A esquerda vive uma crise total no Brasil. Antes, “esquerda” era uma referência contra o sistema político instituído, propondo mudanças sociais e políticas significativas, mas hoje ela é a força política com representação parlamentar mais pró-sistema que existe. O principal programa dessa tal esquerda hoje em dia é a “defesa das instituições” aliada à “defesa da democracia”, de forma abstrata. Essa defesa é não só contraditória como também fadada ao fracasso.
Comecemos analisando o resultado desse programa da maior parte da esquerda: o crescimento do bolsonarismo. Entre 2018 e 2022, Bolsonaro não só aumentou a sua votação em quase 500 mil votos, como conseguiu formar um movimento bem-organizado que ele consegue mobilizar mesmo não estando na presidência – o bolsonarismo. Enquanto Bolsonaro consegue fazer ao menos um ato todo ano com dezenas milhares de pessoas comparecendo, a esquerda mal consegue juntar seis mil pessoas para seus atos, sendo o ápice do ridículo o ato do dia primeiro de maio de 2024 que, mesmo com a presença do presidente Lula, angariou menos de duas mil pessoas.
Enquanto Lula não consegue indicar novas lideranças e insiste em tentar emplacar Fernando Haddad e Guilherme Boulos como seus possíveis sucessores, surgem candidatos bolsonaristas com potencial eleitoral o tempo todo.

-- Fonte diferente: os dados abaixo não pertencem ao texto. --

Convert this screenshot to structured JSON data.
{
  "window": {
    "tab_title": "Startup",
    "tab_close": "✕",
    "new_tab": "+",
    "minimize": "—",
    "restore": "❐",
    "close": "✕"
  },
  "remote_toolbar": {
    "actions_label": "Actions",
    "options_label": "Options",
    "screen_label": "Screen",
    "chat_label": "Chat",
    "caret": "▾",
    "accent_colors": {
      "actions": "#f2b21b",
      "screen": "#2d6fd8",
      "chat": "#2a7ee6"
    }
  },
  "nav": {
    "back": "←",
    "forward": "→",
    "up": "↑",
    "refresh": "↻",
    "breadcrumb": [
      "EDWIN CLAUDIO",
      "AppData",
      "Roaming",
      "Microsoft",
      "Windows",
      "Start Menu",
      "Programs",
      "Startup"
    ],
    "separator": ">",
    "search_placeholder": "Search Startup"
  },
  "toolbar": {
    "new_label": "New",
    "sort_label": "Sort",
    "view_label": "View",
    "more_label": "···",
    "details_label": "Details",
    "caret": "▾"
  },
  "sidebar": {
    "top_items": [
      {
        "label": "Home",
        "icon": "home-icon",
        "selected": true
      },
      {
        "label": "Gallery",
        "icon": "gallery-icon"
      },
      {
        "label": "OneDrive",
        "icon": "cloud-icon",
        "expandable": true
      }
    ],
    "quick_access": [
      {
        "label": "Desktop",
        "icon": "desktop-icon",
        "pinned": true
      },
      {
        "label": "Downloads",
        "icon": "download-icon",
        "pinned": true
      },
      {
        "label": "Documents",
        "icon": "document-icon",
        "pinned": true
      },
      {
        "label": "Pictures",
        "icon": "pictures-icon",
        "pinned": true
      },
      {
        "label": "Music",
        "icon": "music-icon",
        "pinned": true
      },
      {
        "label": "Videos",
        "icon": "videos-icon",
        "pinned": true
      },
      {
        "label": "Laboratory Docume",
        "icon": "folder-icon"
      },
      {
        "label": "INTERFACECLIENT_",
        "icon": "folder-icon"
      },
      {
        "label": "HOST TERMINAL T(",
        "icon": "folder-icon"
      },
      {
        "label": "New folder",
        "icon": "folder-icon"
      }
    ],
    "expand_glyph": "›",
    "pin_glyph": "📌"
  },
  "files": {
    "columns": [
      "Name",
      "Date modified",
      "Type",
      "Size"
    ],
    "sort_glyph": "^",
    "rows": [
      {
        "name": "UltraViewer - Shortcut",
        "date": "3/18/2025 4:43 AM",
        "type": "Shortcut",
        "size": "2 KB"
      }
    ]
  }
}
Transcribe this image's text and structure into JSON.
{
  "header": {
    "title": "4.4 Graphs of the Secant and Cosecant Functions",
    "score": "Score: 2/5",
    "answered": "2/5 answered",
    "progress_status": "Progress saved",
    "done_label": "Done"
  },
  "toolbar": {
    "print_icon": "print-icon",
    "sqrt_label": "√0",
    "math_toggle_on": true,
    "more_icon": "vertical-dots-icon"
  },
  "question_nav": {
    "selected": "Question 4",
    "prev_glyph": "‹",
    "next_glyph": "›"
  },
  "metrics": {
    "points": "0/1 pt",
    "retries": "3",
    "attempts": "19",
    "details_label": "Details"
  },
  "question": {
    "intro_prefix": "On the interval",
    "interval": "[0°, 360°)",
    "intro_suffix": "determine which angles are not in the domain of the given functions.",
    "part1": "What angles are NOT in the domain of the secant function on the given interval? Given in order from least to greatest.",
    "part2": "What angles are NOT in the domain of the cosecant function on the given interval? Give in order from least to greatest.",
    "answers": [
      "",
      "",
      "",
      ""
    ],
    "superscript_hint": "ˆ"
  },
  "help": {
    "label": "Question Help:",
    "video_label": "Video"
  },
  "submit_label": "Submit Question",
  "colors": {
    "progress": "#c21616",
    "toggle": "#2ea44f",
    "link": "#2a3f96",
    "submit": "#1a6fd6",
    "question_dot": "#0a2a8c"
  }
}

Vejam o caso de Pablo Marçal, que saiu de ilustre desconhecido para quase disputar o segundo turno das eleições à prefeitura de São Paulo em 2024, conseguindo quase 1 milhão e 800 mil votos. Marçal não é um fenômeno isolado, pois nas eleições de 2024, o partido de Bolsonaro (PL) foi o que mais recebeu votos nas disputas para prefeito em todo o país, consagrando o ex-presidente como a força política mais influente nessa eleição.
É fácil identificar o motivo para o fracasso da esquerda e o sucesso do bolsonarismo: a esquerda tem como pauta única “defender a democracia” e as “instituições”, enquanto o bolsonarismo se coloca claramente com uma retórica antissistema. É evidente que o caráter antissistema do bolsonarismo é apenas retórico, pois quando ele esteve na presidência trabalhou ativamente para beneficiar a classe dominante, vendendo empresas públicas de interesse nacional como a Eletrobrás, congelando o salário mínimo e permitindo que os Estados Unidos abrissem bases militares no Brasil. Entretanto, o motivo pelo qual essa conversa mole tem tanto sucesso é porque a esquerda não se contrapõe ativamente a isso. Pelo contrário, ela apenas repete como um papagaio os chavões pró-sistema como “defesa de democracia” e “defesa das instituições”.
Quem vai se colocar em defesa de uma democracia que mantém mais de 600 mil pessoas presas no país? Quem vai se colocar em defesa de instituições que permitem penhorar o salário das pessoas na fonte para pagar dívidas aos bancos? Quem vai defender uma democracia onde quem é eleito geralmente é apenas quem recebe milhões de reais para sua campanha? A resposta é ninguém, pois isso não é democracia, é apenas uma farsa.
A esquerda precisa parar de defender a democracia de forma abstrata e buscar defender um programa que realmente beneficie a população. Precisamos voltar às reivindicações marxistas clássicas, tanto através de um programa de transição da ordem capitalista (englobando medidas como estatização dos bancos, implementação de um programa de desenvolvimento das forças produtivas, valorização salarial), como através de um programa revolucionário, defendendo expropriação dos latifúndios, expropriação dos imóveis usados para especulação, controle operário das fábricas e planejamento estatal da economia.
Enquanto não oferecermos uma alternativa concreta à realidade que está posta com um programa sério de mudanças sociais, estaremos condenados ao fracasso. Com isso, reforça-se a realidade de que, hoje em dia, é muito mais comum que alguém revoltado com o sistema se alinhe à extrema-direita do que à esquerda.